To get into the show, you have to prove that you are an authorized buyer and representative for your company. And you have to do so with not one, but two forms of business ID. What the hell is a business ID? As it turns out, the show would accept a corporate credit card, a pay stub, a business card, a tax ID number, or a business check. Gah! We are a legitimate small business, I promise you that. But I get paid on commission for my sales, so I don't really have access to that stuff.
Luckily, David and I both have Sam's Club business memberships through Gurnet Trading. One form of ID down, one to go.
Anyone with a printer and a local office supply store can create a business card. So that was our plan, we would print off some home grown business cards. Now I will tell you this, Gurnet Trading has never before had business cards. Why would they? If someone walks into the restaurant and asks for a phone number or contact information, we hand them a take-out menu. For ten years, the world has come to us; attending this trade show is our first step to taking Gurnet to the world.
Staples, the only office supply store within 30 miles, is a half hour drive and I hadn't made it a point to get to the other side of town. So, 8 am Sunday morning (the day of the show) I found myself driving across town on a mission for card stock. I opted to stop at Wal-Mart (5 minutes closer and 10x the hassle) in hopes of finding some cheaper card stock for last-minute-thrown-together-"business"-cards. Alas, they had card stock but it was for ink jet printers only and I have a laser print. I continued on my journey only to find that Staples wouldn't open for another two hours. Back to Walmart, I would have to take my chances with the inkjet cards. There is nothing quite like starting your morning off with two trips to the mecca that is Wal-Mart in rural Maine.
Slightly curled business cards and Sam's Club membership ID's in hand, we arrive at the show around noon. With little more than a cursory look at our business cards, we gained entry.
|A lobster price display board by Big Impressionz of Biddeford, ME|
Almost immediately we set eyes on awesomeness in the form of giant plastic lobsters. I want one. I'm not exactly sure what we will do with it, but we will figure it out. The company also makes a pretty sweet lobster price display board that is probably more practical and cost effective than an 8 foot lobster.
|Moxie Jelly from Better Than Average in |
Mechanic Falls, ME
What? Moxie flavored jelly? That is crazy. Ok, so here's the back story for those of you that aren't from Maine. It is our Official State Soft Drink. Since when do states have an official soda? Anyway, it is made out of gentian root and is some pretty bitter stuff. It's like root beer with a kick in the pants and an after taste that keeps on giving. We love it. Well not me, personally. I can only stand the stuff when it's mixed with amaretto. But we, Mainers, drink the hell out of it and it is a source of cultural pride.
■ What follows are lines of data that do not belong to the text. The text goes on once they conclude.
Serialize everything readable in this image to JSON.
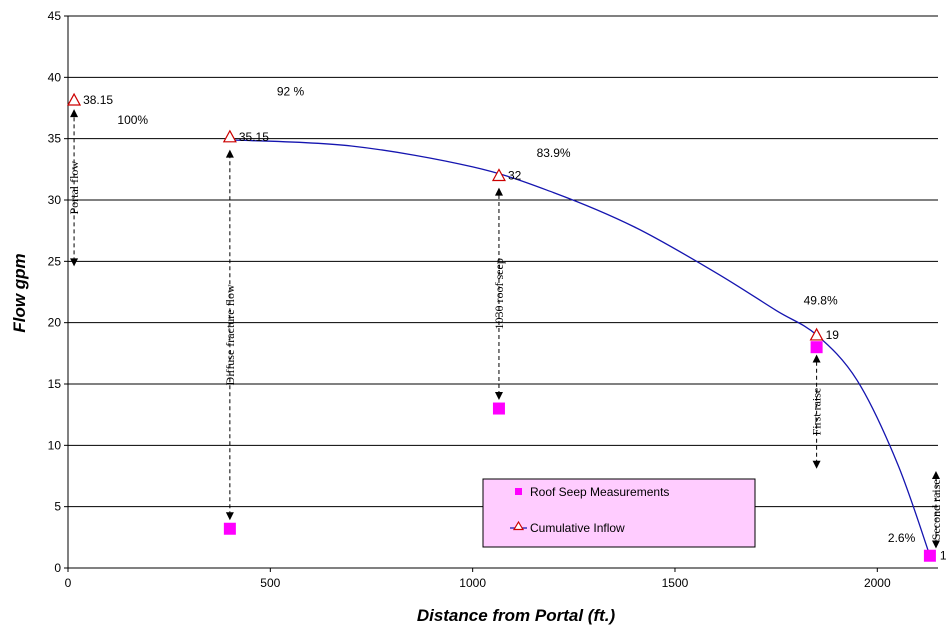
{
  "chart_data": {
    "type": "scatter",
    "xlabel": "Distance from Portal (ft.)",
    "ylabel": "Flow gpm",
    "xlim": [
      0,
      2150
    ],
    "ylim": [
      0,
      45
    ],
    "x_ticks": [
      "0",
      "500",
      "1000",
      "1500",
      "2000"
    ],
    "y_ticks": [
      "0",
      "5",
      "10",
      "15",
      "20",
      "25",
      "30",
      "35",
      "40",
      "45"
    ],
    "grid": "horizontal",
    "legend_position": "bottom-right",
    "series": [
      {
        "name": "Roof Seep Measurements",
        "marker": "square",
        "color": "#FF00FF",
        "points": [
          {
            "x": 400,
            "y": 3.2
          },
          {
            "x": 1065,
            "y": 13
          },
          {
            "x": 1850,
            "y": 18
          },
          {
            "x": 2130,
            "y": 1
          }
        ]
      },
      {
        "name": "Cumulative Inflow",
        "marker": "triangle",
        "color": "#CC0000",
        "line_color": "#1515B0",
        "points": [
          {
            "x": 15,
            "y": 38.15,
            "label": "38.15"
          },
          {
            "x": 400,
            "y": 35.15,
            "label": "35.15"
          },
          {
            "x": 1065,
            "y": 32,
            "label": "32"
          },
          {
            "x": 1850,
            "y": 19,
            "label": "19"
          }
        ]
      }
    ],
    "line_x": [
      400,
      700,
      1000,
      1200,
      1400,
      1600,
      1750,
      1850,
      1950,
      2050,
      2130
    ],
    "line_y": [
      34.9,
      34.4,
      32.7,
      30.6,
      27.8,
      24.1,
      21.0,
      19.0,
      15.3,
      8.5,
      1.0
    ],
    "percent_labels": [
      {
        "text": "100%",
        "x": 160,
        "y": 36.2
      },
      {
        "text": "92 %",
        "x": 550,
        "y": 38.5
      },
      {
        "text": "83.9%",
        "x": 1200,
        "y": 33.5
      },
      {
        "text": "49.8%",
        "x": 1860,
        "y": 21.5
      },
      {
        "text": "2.6%",
        "x": 2060,
        "y": 2.1
      }
    ],
    "arrow_annotations": [
      {
        "text": "Portal flow",
        "x": 15,
        "y_from": 25,
        "y_to": 37
      },
      {
        "text": "Diffuse fracture flow",
        "x": 400,
        "y_from": 4.3,
        "y_to": 33.7
      },
      {
        "text": "1030 roof seep",
        "x": 1065,
        "y_from": 14.1,
        "y_to": 30.6
      },
      {
        "text": "First raise",
        "x": 1850,
        "y_from": 8.5,
        "y_to": 17
      },
      {
        "text": "Second raise",
        "x": 2145,
        "y_from": 2,
        "y_to": 7.5
      }
    ],
    "edge_label": "1"
  }
}
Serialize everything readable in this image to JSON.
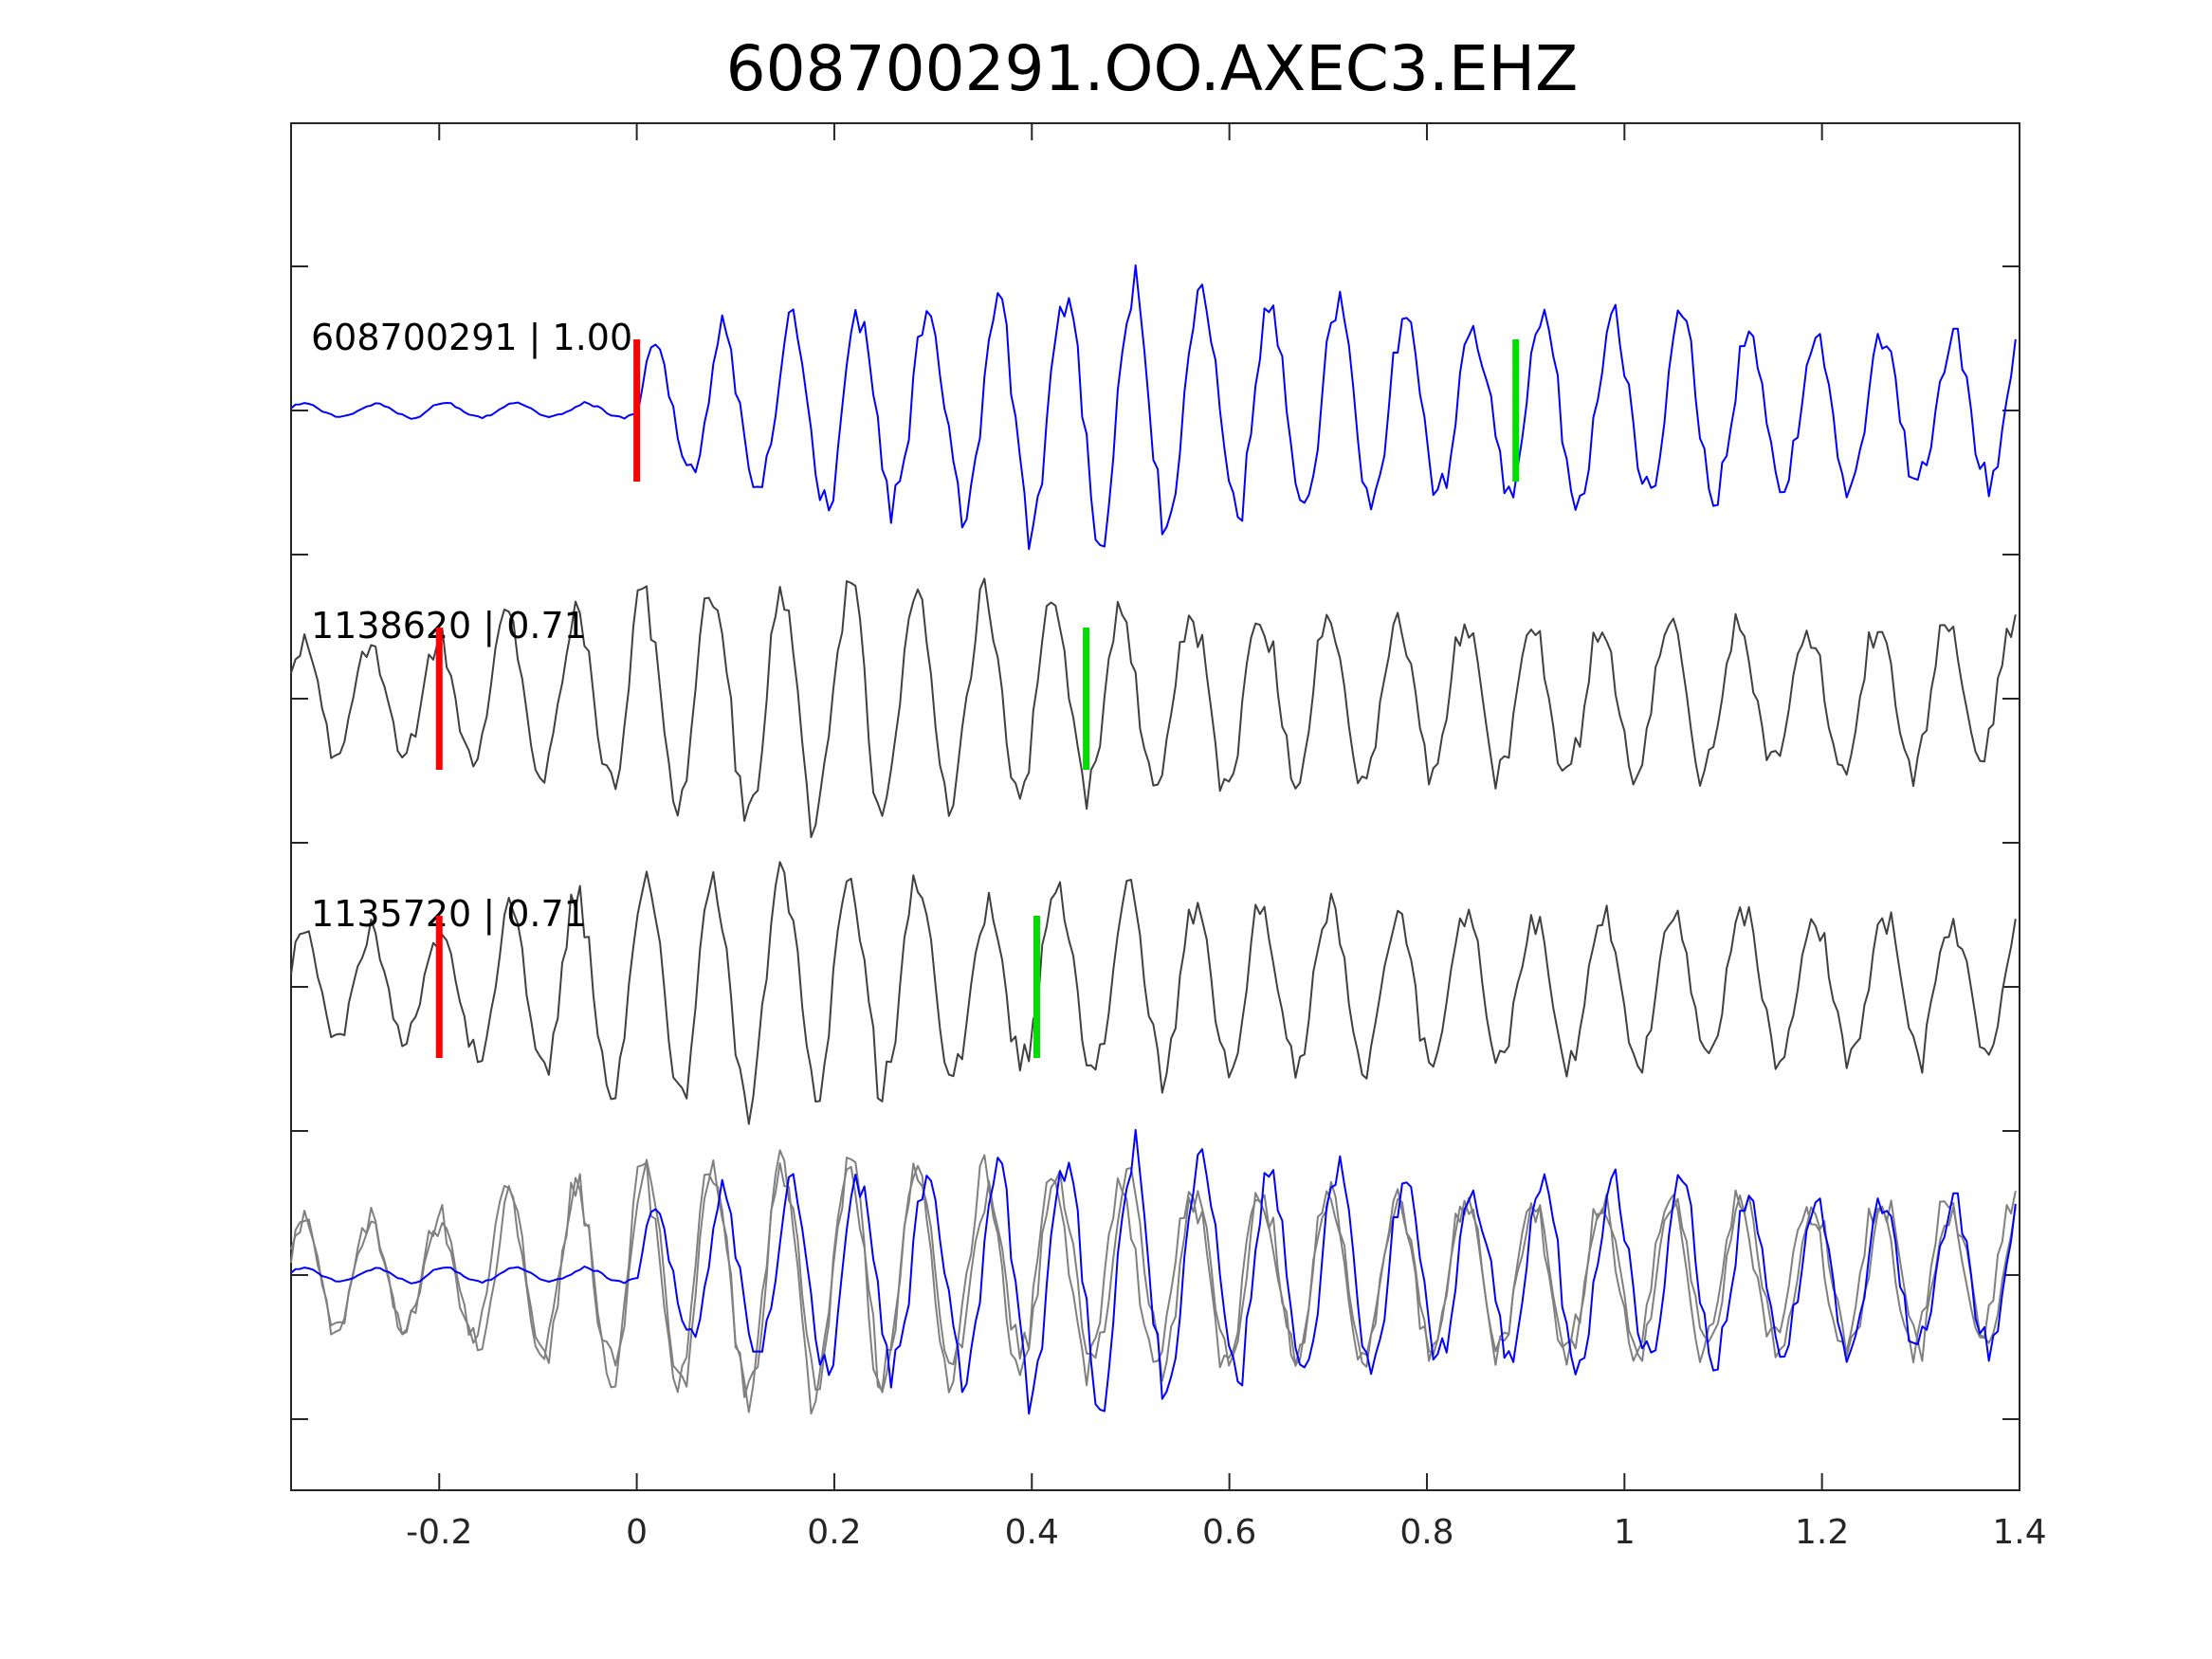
{
  "chart_data": {
    "type": "line",
    "title": "608700291.OO.AXEC3.EHZ",
    "xlabel": "",
    "ylabel": "",
    "xlim": [
      -0.35,
      1.4
    ],
    "xticks": [
      -0.2,
      0,
      0.2,
      0.4,
      0.6,
      0.8,
      1,
      1.2,
      1.4
    ],
    "xtick_labels": [
      "-0.2",
      "0",
      "0.2",
      "0.4",
      "0.6",
      "0.8",
      "1",
      "1.2",
      "1.4"
    ],
    "y_tick_count": 9,
    "grid": false,
    "legend": "none",
    "colors": {
      "master": "#0000ff",
      "neighbor": "#404040",
      "overlay_neighbor": "#808080",
      "p_pick": "#ff0000",
      "s_pick": "#00dd00"
    },
    "series": [
      {
        "label": "608700291 | 1.00",
        "color": "#0000ff",
        "offset": 0,
        "p_pick": 0.0,
        "s_pick": 0.89
      },
      {
        "label": "1138620 | 0.71",
        "color": "#404040",
        "offset": 1,
        "p_pick": -0.2,
        "s_pick": 0.455
      },
      {
        "label": "1135720 | 0.71",
        "color": "#404040",
        "offset": 2,
        "p_pick": -0.2,
        "s_pick": 0.405
      }
    ],
    "overlay": {
      "offset": 3,
      "note_series": [
        "608700291 | 1.00",
        "1138620 | 0.71",
        "1135720 | 0.71"
      ]
    }
  }
}
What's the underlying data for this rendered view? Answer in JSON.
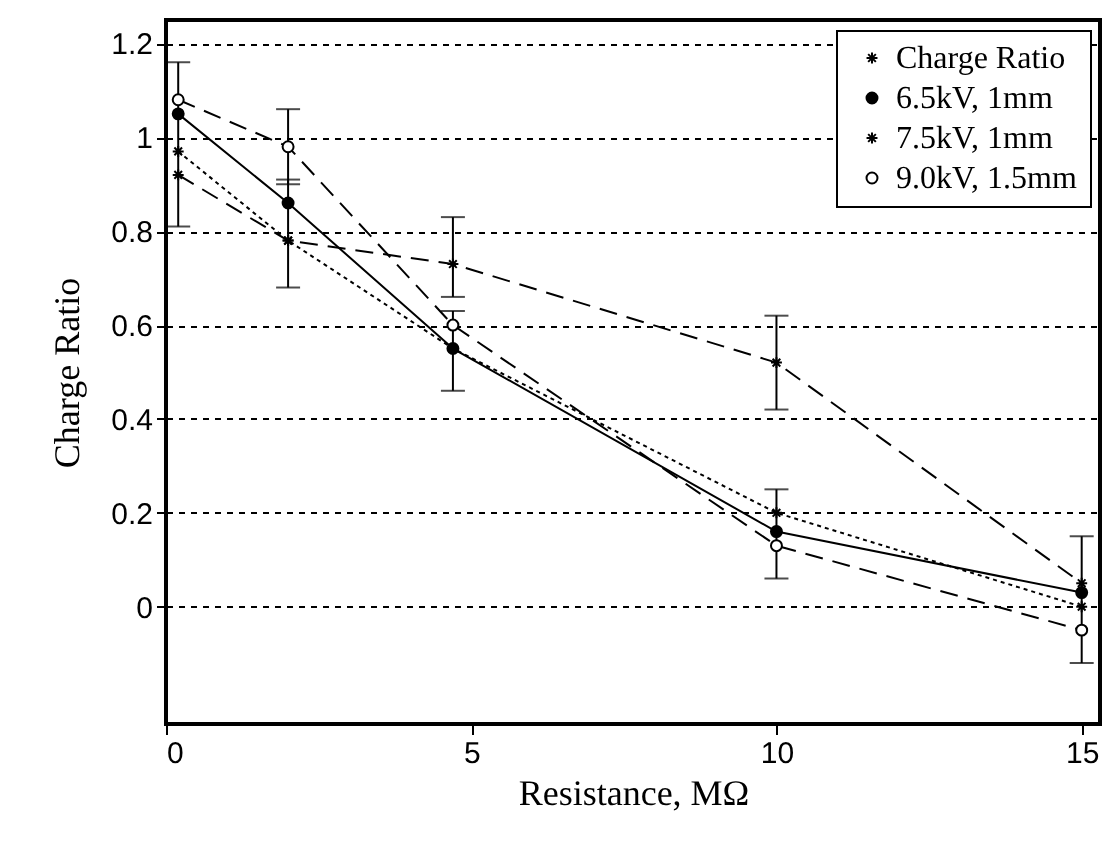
{
  "chart_data": {
    "type": "line",
    "xlabel": "Resistance, MΩ",
    "ylabel": "Charge Ratio",
    "x": [
      0.2,
      2,
      4.7,
      10,
      15
    ],
    "series": [
      {
        "name": "Charge Ratio",
        "color": "#000000",
        "marker": "cross",
        "line_style": "dotted",
        "values": [
          0.97,
          0.78,
          0.55,
          0.2,
          0.0
        ],
        "errors": [
          [
            0.81,
            1.16
          ],
          [
            0.68,
            0.91
          ],
          [
            0.46,
            0.63
          ],
          [
            0.06,
            0.25
          ],
          [
            -0.12,
            0.15
          ]
        ]
      },
      {
        "name": "6.5kV, 1mm",
        "color": "#000000",
        "marker": "circle",
        "line_style": "solid",
        "values": [
          1.05,
          0.86,
          0.55,
          0.16,
          0.03
        ]
      },
      {
        "name": "7.5kV, 1mm",
        "color": "#000000",
        "marker": "cross",
        "line_style": "dashed",
        "values": [
          0.92,
          0.78,
          0.73,
          0.52,
          0.05
        ],
        "errors": [
          null,
          null,
          [
            0.66,
            0.83
          ],
          [
            0.42,
            0.62
          ],
          null
        ]
      },
      {
        "name": "9.0kV, 1.5mm",
        "color": "#000000",
        "marker": "circle",
        "line_style": "dashed",
        "values": [
          1.08,
          0.98,
          0.6,
          0.13,
          -0.05
        ],
        "errors": [
          null,
          [
            0.9,
            1.06
          ],
          null,
          null,
          null
        ]
      }
    ],
    "xlim": [
      0,
      15.3
    ],
    "ylim": [
      -0.25,
      1.25
    ],
    "xticks": [
      0,
      5,
      10,
      15
    ],
    "yticks": [
      0,
      0.2,
      0.4,
      0.6,
      0.8,
      1,
      1.2
    ],
    "grid": "y",
    "legend": "top right"
  }
}
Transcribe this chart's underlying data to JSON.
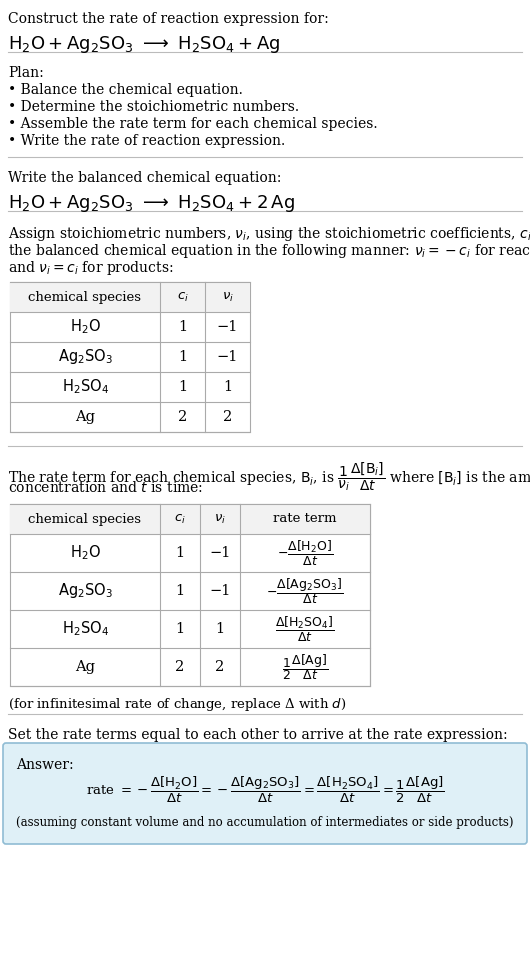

Better Than Average is a jam, jelly, and sauce company based in Mechanic Falls, ME and they have the goods. They have developed a Moxie flavored jelly. It has that distinctive Moxie flavor, while being slightly mellowed so that your toast doesn't grow legs and run away. I am a fan of this product for two reasons. One, it is unique. Two, it is distinctly Maine. What do you guys think? Do you think people out on the Left Coast getting a box of live lobsters and crab cakes delivered would want to add on a jar of Moxie jelly to get a little more of the Maine experience shipped to their door?
On another note about this small local company, they had a nice medium spiced Raspberry Jalapeno jelly that I think would be tasty with our crab cakes.
|Chocolate Seafood from Safe Harbor Confections in |
They have fish, sailboats, lobsters, lighthouses. Even a puffin. Let me ask you this, how can you not love a chocolate puffin?
Jams and Jellies
I have decided that Mainers take their jams and jellies very seriously. It seemed like every other vendor was selling some sort of a jam. There were the classics like blueberry and strawberry, but there were also plenty to choose from that had habaneros, jalapenos, garlic, ginger, and more. Even with all the selection, I was a bit disappointed. I had attended the show hoping to spark some ideas, but also to find a nice chutney or sauce that would go well with some of our seafood (particularly the crab cakes). And what I found is that there were very few savory sauces to be had. Even the spicy jams were fairly sweet.
I am on the hunt for a locally made savory sauce that has a slight kick and a nice texture. Let me know if you know of something like that. Sure I could make one myself, but I'm in the seafood business and I want to focus on my fish and lobsters, not the extras. My hands are full enough without going into the jelly business, which already seems to be jam packed full. Sorry . . . that was bad. I just can't help myself.
The most surprising thing about the show? How many vendors recognized our brand. David and I were sporting our shirts and got noticed. Wicked Joe, the Brunswick coffee roaster was there and chatted us up about our lobster rolls. Robinhood Meetinghouse, a delicious biscuit maker in Bath, recognized us immediately. And there were others that randomly approached us and commented on our food. That felt pretty good. We are just a small fish market and take-out but have gained the recognition of our peers in the Midcoast community.